Figure 7a: Chinese travel apps – daily active users
Figure 7b: Chinese travel apps – time spent
Figure 7c: Chinese travel apps – time spent per user
Considerations when using Chinese alternative data
So, Chinese alternative data can provide investors with unique insights into the Chinese equity market. However, to handle the data effectively, firms must account for four factors:
- Local knowledge: Local knowledge is required to know where valuable nuggets of data can be found, and, perhaps more importantly, to judge data quality and vendor methodologies. This knowledge can be quite nuanced, such as knowing the difference between Alibaba’s Tmall versus Pinduoduo when using e-commerce data, or the terms consumers use when searching for luxury goods
- Language skills: These are required across a variety of touch points in the alternative data life cycle, from reaching out to a small local vendor to understanding data dictionaries and error messages to, ultimately, the understanding the data itself.
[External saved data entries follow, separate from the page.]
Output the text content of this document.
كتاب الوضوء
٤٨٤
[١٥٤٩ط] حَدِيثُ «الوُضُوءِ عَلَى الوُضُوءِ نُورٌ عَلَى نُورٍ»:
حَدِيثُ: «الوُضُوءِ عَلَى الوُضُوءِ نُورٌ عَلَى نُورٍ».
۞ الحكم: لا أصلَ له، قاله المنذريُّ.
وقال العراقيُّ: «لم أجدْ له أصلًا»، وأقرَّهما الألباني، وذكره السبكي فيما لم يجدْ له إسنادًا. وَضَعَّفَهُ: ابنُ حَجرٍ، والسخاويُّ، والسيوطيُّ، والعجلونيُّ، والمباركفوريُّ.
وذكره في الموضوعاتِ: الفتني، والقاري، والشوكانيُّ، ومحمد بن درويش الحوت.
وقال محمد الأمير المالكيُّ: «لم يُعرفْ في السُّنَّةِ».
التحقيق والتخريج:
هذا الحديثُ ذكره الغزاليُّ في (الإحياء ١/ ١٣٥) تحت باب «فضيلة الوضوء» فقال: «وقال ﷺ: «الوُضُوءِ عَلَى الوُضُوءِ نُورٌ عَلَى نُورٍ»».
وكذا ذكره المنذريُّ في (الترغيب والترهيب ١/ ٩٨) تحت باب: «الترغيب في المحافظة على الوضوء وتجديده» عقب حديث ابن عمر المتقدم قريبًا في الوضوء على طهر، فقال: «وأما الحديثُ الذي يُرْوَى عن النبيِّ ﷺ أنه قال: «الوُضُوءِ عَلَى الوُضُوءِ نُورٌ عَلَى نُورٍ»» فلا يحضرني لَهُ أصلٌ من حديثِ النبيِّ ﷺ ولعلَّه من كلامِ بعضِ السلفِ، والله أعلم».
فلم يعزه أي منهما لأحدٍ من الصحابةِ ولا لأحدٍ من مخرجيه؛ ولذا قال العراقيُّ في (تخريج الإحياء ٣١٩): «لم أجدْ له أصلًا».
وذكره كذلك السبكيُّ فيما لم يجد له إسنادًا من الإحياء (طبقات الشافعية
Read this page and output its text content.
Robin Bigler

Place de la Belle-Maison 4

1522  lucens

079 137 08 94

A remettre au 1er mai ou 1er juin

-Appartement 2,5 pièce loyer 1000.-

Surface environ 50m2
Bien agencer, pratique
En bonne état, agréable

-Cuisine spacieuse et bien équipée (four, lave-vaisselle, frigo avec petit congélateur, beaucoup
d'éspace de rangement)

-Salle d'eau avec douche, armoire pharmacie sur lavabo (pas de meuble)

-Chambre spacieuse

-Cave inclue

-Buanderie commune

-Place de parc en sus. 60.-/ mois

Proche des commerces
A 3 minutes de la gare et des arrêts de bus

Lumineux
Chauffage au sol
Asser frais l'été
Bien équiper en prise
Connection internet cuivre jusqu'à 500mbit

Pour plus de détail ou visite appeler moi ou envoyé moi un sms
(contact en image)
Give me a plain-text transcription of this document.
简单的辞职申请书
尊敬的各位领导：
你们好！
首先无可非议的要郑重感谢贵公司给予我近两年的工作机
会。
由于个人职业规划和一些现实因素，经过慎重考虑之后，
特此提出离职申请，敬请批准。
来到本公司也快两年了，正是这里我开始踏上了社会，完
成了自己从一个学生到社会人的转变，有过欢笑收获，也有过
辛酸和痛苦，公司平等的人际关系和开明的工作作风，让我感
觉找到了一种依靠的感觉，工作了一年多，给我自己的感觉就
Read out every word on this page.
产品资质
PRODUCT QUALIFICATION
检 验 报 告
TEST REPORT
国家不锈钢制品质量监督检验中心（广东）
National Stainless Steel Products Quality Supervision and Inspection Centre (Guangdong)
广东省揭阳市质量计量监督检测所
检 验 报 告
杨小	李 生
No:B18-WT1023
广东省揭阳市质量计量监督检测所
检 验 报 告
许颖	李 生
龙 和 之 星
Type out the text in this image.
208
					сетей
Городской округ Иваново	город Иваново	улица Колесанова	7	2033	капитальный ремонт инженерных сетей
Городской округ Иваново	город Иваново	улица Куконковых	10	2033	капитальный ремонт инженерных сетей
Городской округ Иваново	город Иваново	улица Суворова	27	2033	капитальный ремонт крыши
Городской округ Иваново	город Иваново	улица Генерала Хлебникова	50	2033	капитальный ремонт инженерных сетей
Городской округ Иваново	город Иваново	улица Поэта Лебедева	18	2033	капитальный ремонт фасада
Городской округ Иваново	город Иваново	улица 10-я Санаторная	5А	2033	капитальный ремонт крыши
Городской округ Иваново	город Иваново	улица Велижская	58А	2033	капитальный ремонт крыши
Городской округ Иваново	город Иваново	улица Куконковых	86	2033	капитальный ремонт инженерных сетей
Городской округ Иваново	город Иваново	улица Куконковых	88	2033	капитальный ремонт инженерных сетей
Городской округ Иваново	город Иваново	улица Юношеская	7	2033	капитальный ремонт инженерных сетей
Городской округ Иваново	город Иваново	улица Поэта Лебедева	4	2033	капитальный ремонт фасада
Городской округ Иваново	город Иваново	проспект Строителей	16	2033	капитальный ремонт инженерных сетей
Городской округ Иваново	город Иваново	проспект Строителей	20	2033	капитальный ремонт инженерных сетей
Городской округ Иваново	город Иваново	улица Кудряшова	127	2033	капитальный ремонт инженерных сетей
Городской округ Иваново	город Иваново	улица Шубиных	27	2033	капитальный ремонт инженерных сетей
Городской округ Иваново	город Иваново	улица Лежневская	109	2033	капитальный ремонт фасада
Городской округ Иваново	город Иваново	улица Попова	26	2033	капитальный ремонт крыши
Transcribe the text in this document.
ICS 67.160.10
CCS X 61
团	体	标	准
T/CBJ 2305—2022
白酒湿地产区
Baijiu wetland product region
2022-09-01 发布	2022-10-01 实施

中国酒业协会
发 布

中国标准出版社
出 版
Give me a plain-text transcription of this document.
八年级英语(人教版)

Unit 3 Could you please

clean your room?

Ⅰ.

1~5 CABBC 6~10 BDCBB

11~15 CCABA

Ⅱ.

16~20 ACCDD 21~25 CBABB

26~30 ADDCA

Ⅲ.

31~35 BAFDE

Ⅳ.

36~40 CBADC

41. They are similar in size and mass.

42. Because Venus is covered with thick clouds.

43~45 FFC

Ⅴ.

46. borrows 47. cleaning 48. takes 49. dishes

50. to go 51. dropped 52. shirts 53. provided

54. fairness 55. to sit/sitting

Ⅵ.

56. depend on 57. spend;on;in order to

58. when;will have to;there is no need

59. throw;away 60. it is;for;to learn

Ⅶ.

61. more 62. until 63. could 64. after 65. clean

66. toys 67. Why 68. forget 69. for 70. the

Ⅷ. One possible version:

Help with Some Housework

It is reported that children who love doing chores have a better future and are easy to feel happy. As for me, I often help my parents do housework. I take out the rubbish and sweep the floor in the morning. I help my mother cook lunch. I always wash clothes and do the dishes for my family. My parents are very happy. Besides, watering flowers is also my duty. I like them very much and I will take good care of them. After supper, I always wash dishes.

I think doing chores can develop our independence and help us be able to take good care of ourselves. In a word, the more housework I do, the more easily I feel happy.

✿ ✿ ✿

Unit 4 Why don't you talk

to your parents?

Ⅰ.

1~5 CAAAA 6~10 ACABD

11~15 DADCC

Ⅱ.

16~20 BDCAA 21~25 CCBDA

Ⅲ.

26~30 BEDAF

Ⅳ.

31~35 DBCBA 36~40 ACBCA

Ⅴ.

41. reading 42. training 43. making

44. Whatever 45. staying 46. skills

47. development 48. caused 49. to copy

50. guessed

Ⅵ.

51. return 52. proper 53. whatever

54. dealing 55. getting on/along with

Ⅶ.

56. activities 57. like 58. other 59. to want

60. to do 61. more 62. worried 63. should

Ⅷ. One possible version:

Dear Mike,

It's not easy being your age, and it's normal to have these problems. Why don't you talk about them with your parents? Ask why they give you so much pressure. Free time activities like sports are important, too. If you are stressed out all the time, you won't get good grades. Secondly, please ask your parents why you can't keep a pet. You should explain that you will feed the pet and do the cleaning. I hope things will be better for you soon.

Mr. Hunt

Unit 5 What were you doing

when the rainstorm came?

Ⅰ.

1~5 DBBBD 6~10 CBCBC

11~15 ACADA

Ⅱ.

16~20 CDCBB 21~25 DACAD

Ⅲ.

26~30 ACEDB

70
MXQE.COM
Depending on what kind of analysis the user intends to perform, analysts may also benefit from a tech stack that can support a variety of Chinese dialects for natural language processing
- Local vendors: Some interesting, smaller vendors may not be as experienced as their global counterparts and may have different standards when it comes to data and compliance. In light of the fast-evolving space, vendors also risk becoming obsolete. Analysts must therefore have a deep understanding of the local vendor space, keeping abreast of both local trends and best practice
- Local regulation: The use of Chinese alternative data is subject to an evolving legal and regulatory regime, including the Data Security Law which will come into force in September 2021. Practitioners must be aware of regulation which covers cross-border transfer of certain data types
These challenges indisputably add to complexity and barriers to entry when exploring alternative data in China. As more data and vendors enter the space, those firms who are able to invest the time and resources, both in terms of skilled analysts and data platforms, give themselves the best chance of extracting signals from the ever-increasing noise.
China is already one of the largest markets in the world when it comes to equities. It also remains an opportunity-rich market, which gives rise to a growing demand for data. While some global alternative datasets may be accurate for the onshore market, as more and more Chinese data is created, local alternative data is becoming an increasingly important source of insight.
To use this new data well, investors should seek to adapt their processes to take account of the different way that Chinese data is generated: partnering with local data providers, looking at unfamiliar but popular websites instead of those more common globally, and ensuring that technology stacks and researchers are able to handle the nuances of the new Chinese data.